Néanmoins, la S.A.R.L CONTINI ne formule qu’une demande de mainlevée totale, aucun cantonnement n’est sollicité et un montant de 16 euros non justifié sur un montant total principal réclamé de 25.959,02 euros ne caractérise pas un abus conduisant à une mainlevée totale de la saisie. De même, le paiement intervenu postérieurement à la saisie au titre de la taxe foncière s’élevant à 4.548 euros ne permet pas de prétendre à une mainlevée totale de la saisie, l’intégralité n’étant pas réglé et là encore aucun cantonnement n’est sollicité.
En conséquence, la S.A.R.L CONTINI sera déboutée de sa demande de mainlevée de la saisie-attribution.
Sur la demande de dommages-intérêts de la S.A.R.L CONTINI
L’article L. 121-2 du code des procédures civiles d’exécution dispose que le Juge de l’exécution a le pouvoir d’ordonner la mainlevée de toute mesure inutile ou abusive et de condamner le créancier à des dommages-intérêts en cas d’abus de saisie.
Le droit d’exercer des mesures d’exécution forcée d’une décision de justice ne dégénère en abus que s’il révèle de la part de son auteur une intention maligne, une erreur grossière ou une légèreté blâmable dans l’appréciation de ses droits.
En l’espèce, il résulte des développements qui précèdent qu’aucun abus de saisie de la part de la SCI LECLERC n’est démontré de sorte que la S.A.R.L CONTINI sera déboutée de sa demande de dommages-intérêts.
Sur la demande de dommages-intérêts de la SCI LECLERC
L’article 121-3 du code des procédures civiles d’exécution prévoit que le juge de l’exécution a le pouvoir de condamner le débiteur à des dommages-intérêts en cas de résistance abusive.

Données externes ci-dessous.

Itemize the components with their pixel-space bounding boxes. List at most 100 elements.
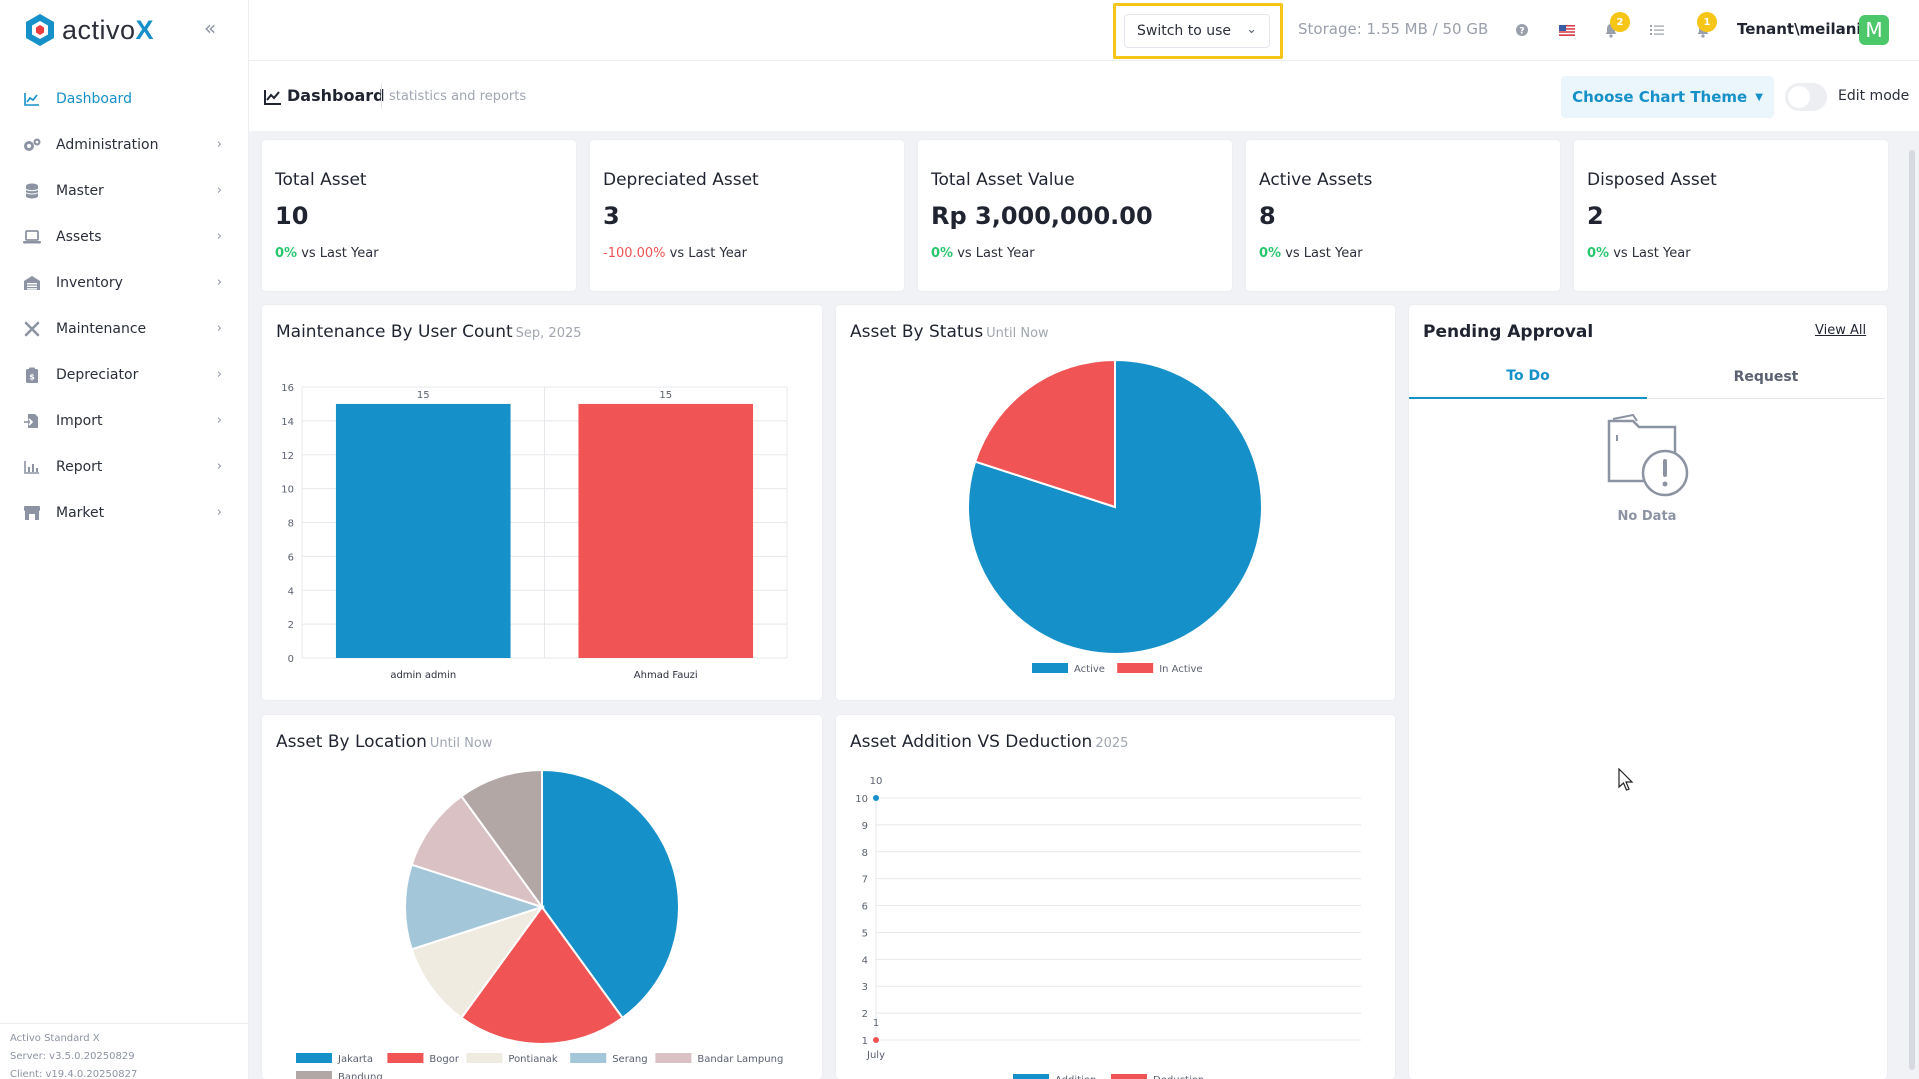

La jurisprudence a délimité les contours de la notion d’abus en ce qu’il révèle de la part de son auteur une intention maligne, une erreur grossière ou une légèreté blâmable dans l’appréciation de ses droits.
La SCI LECLERC se contente d’affirmer qu’elle « est en droit de lui réclamer 10.000 euros de dommages-intérêts pour procédure injustifiée, dilatoire et abusive, dans le seul but de nuire encore un peu aux intérêts de la SCI Leclerc ». Or, elle n’invoque ni ne démontre aucun préjudice de sorte qu’elle ne peut être que déboutée de sa demande de dommages-intérêts.
Sur les dispositions de fin de jugement
La S.A.R.L CONTINI sera condamnée aux dépens.
Il convient d’allouer à la SCI LECLERC une indemnité de procédure d’un montant de 2.000 euros.
PAR CES MOTIFS
Le juge de l’exécution,
Déclare recevables les demandes de la S.A.R.L CONTINI,
Déboute la S.A.R.L CONTINI de l’ensemble de ses demandes,
Déboute la SCI LECLERC de sa demande de dommages-intérêts,
Condamne la S.A.R.L CONTINI à payer à la SCI LECLERC la somme de 2.000 euros au titre de l’article 700 du code de procédure civile,
Condamne la S.A.R.L CONTINI aux dépens.